Thursday, January 2, 2014

Mr. Will, you have to find democracy to test your thesis

The price of political ignorance: More government
In “Democracy and Political Ignorance: Why Smaller Government is Smarter” (Stanford University Press), Ilya Somin of George Mason University law school argues that an individual’s ignorance of public affairs is rational because the likelihood of his or her vote being decisive in an election is vanishingly small. The small incentives to become informed include reducing one’s susceptibility to deceptions, misinformation and propaganda. And if remaining ignorant is rational individual behavior, it has likely destructive collective outcomes.

It is not smaller government, it is government matched to fair political districts. Ignorance is imperfect communications. In California I know we have imperfect communications because our public schools teach fantasies about DC. They even teach that Californians have a fair vote in DC! The fact is, in California we have absolutely no contact with DC, until some bozo pops up with a train deal or a education deal; generally some grand scheme in which Californians had no part of, it just shows up!

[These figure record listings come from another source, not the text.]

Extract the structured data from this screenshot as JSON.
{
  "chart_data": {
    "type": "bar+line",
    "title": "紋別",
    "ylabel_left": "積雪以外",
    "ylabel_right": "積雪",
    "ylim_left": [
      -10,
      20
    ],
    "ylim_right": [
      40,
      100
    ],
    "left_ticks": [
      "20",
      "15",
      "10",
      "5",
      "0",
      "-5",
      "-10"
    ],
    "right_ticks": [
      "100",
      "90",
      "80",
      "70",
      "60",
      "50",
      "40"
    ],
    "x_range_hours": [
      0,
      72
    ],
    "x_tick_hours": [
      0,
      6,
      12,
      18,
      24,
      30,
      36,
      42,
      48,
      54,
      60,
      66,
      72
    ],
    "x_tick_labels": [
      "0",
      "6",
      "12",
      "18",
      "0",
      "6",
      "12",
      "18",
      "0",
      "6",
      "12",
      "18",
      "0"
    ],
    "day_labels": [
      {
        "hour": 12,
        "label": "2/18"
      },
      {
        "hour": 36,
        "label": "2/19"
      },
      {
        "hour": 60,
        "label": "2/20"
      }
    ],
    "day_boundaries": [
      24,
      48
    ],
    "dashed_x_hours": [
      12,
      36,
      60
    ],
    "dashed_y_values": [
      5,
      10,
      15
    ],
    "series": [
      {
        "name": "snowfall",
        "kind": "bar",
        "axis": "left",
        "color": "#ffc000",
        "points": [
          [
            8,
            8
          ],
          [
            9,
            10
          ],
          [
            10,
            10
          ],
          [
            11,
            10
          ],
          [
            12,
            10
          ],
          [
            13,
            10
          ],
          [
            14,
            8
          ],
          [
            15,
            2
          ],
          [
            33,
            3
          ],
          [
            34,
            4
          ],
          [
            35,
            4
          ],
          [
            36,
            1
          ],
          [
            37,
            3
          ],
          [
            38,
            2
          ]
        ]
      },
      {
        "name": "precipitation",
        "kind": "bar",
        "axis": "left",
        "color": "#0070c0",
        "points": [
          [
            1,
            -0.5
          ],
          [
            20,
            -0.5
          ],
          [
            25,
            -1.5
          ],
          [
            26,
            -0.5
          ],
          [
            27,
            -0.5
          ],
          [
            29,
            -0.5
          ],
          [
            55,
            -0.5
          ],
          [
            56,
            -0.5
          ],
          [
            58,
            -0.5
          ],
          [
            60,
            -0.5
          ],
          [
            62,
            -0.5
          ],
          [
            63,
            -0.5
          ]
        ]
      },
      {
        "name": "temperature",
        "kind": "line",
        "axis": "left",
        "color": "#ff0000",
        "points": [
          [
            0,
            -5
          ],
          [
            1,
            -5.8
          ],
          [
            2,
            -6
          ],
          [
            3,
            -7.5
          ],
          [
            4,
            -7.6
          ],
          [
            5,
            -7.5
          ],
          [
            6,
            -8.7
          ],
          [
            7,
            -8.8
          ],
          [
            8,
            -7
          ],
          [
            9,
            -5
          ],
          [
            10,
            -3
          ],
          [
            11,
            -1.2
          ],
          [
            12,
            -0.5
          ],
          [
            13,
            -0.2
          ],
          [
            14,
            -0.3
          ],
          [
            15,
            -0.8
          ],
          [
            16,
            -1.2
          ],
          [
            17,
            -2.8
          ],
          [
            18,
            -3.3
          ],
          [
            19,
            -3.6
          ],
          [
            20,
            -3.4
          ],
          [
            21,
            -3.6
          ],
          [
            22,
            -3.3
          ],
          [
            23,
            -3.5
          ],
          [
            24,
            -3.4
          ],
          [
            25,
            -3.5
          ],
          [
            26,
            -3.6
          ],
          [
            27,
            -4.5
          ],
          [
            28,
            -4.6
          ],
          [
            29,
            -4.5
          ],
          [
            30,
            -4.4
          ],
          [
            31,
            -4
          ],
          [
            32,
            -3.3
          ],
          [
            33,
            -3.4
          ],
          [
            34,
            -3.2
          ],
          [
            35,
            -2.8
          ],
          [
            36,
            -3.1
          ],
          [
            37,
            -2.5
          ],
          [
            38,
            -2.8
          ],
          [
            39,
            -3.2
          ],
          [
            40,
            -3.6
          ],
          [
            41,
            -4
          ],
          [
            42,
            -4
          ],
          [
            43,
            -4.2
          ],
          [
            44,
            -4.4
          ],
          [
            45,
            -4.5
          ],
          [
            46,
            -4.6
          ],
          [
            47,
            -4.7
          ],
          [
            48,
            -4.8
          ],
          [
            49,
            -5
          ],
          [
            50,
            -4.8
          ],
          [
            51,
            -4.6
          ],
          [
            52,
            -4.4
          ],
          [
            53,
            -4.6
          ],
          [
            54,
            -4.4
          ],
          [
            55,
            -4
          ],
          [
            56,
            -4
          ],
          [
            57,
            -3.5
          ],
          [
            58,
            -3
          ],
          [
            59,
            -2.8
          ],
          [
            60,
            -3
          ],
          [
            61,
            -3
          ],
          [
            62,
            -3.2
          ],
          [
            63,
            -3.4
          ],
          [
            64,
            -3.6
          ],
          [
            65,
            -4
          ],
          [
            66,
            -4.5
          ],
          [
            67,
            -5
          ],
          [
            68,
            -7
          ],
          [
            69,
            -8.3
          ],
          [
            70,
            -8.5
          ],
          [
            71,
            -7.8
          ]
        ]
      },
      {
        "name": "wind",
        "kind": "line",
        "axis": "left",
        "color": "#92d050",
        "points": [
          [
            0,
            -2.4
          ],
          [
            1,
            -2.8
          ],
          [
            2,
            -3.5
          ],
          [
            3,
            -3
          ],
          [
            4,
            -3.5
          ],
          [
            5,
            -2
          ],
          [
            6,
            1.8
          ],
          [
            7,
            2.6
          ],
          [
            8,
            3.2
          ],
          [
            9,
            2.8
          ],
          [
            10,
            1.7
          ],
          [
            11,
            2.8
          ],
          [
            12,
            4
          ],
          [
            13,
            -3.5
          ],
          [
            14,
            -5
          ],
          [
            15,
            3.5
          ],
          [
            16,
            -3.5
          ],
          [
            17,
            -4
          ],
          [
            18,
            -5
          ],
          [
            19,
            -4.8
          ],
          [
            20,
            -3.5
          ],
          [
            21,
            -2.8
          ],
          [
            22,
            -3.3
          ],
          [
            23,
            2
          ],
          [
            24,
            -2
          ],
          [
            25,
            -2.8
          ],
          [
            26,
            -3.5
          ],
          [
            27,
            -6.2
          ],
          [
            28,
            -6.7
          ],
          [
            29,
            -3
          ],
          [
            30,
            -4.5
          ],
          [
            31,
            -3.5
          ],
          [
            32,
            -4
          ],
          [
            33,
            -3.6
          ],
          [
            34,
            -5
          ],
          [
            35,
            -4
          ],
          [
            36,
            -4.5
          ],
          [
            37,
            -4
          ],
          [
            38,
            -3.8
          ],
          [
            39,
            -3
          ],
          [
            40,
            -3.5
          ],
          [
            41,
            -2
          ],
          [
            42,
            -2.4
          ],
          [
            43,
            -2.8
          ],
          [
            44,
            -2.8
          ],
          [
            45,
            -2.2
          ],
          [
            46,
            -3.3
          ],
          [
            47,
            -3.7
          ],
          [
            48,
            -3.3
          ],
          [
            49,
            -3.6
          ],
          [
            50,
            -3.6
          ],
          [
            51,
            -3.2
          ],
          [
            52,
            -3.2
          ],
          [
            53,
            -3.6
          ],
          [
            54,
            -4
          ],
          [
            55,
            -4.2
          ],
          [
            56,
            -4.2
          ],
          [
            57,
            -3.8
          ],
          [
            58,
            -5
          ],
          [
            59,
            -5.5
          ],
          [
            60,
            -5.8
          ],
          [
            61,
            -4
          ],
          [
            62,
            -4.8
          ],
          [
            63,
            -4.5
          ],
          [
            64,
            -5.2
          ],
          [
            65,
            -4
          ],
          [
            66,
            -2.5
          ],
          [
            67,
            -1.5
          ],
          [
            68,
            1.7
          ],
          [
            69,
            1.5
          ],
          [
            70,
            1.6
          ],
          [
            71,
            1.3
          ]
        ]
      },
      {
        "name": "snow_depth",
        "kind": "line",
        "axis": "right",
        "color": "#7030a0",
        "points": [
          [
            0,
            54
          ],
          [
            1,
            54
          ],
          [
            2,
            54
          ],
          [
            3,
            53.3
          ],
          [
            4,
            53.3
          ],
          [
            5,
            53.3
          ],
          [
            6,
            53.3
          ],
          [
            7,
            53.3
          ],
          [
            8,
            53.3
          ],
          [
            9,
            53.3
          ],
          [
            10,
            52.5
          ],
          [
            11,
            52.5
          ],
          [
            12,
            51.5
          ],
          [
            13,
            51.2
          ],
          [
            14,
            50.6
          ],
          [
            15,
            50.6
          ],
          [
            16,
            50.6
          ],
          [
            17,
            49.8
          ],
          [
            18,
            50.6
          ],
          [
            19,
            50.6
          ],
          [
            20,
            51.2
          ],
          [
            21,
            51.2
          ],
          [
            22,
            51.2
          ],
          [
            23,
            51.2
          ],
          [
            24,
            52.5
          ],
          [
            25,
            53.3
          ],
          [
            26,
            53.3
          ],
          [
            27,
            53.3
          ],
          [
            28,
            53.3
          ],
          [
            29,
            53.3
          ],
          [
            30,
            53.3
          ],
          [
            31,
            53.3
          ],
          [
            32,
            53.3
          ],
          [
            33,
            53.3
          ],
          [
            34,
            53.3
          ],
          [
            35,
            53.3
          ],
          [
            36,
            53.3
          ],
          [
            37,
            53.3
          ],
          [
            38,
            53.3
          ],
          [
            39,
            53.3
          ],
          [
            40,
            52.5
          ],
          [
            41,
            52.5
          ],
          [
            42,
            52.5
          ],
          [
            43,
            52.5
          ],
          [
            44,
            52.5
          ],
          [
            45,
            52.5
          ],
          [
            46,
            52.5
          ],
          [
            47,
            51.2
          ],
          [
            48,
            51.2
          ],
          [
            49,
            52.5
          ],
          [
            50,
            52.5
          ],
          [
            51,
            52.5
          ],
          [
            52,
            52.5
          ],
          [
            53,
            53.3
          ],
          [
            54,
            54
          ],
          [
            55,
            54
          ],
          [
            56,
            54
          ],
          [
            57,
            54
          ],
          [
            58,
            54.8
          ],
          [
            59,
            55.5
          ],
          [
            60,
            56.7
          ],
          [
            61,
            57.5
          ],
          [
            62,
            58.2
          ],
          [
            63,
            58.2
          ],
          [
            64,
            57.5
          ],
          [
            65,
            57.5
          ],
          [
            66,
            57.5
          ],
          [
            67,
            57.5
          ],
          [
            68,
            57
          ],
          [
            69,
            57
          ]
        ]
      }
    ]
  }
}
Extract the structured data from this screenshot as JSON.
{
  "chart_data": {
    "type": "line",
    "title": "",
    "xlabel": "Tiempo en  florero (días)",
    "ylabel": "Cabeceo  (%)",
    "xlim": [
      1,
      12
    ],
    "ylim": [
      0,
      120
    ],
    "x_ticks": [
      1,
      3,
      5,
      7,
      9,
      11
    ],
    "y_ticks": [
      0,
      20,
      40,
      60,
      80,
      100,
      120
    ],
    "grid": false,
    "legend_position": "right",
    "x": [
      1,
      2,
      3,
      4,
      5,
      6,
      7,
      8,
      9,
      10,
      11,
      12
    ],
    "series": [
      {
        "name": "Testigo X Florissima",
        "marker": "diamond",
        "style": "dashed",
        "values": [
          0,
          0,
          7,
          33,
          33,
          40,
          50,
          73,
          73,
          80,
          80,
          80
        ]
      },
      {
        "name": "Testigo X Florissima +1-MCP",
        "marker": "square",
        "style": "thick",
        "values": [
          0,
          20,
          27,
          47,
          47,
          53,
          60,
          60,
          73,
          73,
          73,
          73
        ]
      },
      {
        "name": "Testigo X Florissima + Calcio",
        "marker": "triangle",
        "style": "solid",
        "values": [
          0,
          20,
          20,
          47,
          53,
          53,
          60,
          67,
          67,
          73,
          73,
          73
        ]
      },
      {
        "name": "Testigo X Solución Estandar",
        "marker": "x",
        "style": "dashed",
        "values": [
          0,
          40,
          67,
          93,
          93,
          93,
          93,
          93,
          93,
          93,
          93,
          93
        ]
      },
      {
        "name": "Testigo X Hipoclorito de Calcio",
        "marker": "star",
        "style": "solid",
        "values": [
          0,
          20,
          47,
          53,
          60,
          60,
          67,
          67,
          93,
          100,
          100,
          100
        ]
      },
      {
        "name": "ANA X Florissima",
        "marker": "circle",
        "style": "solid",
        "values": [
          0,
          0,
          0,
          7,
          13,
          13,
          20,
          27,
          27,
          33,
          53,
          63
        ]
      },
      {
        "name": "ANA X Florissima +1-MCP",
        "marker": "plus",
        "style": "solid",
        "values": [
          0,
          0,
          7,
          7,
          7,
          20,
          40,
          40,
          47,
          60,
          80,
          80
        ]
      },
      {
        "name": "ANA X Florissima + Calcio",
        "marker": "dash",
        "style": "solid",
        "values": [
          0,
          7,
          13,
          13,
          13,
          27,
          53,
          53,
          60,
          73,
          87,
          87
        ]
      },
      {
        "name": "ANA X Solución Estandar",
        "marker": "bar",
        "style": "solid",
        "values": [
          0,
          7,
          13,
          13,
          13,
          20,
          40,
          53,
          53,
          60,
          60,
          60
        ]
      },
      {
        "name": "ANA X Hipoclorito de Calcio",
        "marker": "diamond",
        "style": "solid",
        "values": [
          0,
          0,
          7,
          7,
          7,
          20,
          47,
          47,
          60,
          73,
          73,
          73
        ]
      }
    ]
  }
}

Here is a gem from Somin at George Mason:
And with “confirmation bias,” many people use political information to reinforce their preexisting views.

And another:
Despite dramatic expansions of education and information sources, abundant evidence shows the scope of political ignorance is remarkably persistent over time.
Well, I might suggest that George Mason conduct a study of democracies in which fair voting is quite distorted. Berkeley isn't going to do it, Mason U is the home of public choice, no? Suggest that the folks at Mason look at value added government in a mal proportioned government system like the USA. You folks could very well win some bananas. What we really want to know is how to compute the optimum sizing of political districts in a value added chain such that communications is maximized. Experts on public choice should be able to solve that.

En el estado de California, que son ignorantes acerca de Washington DC debido a que no realice una buena votación del Senado.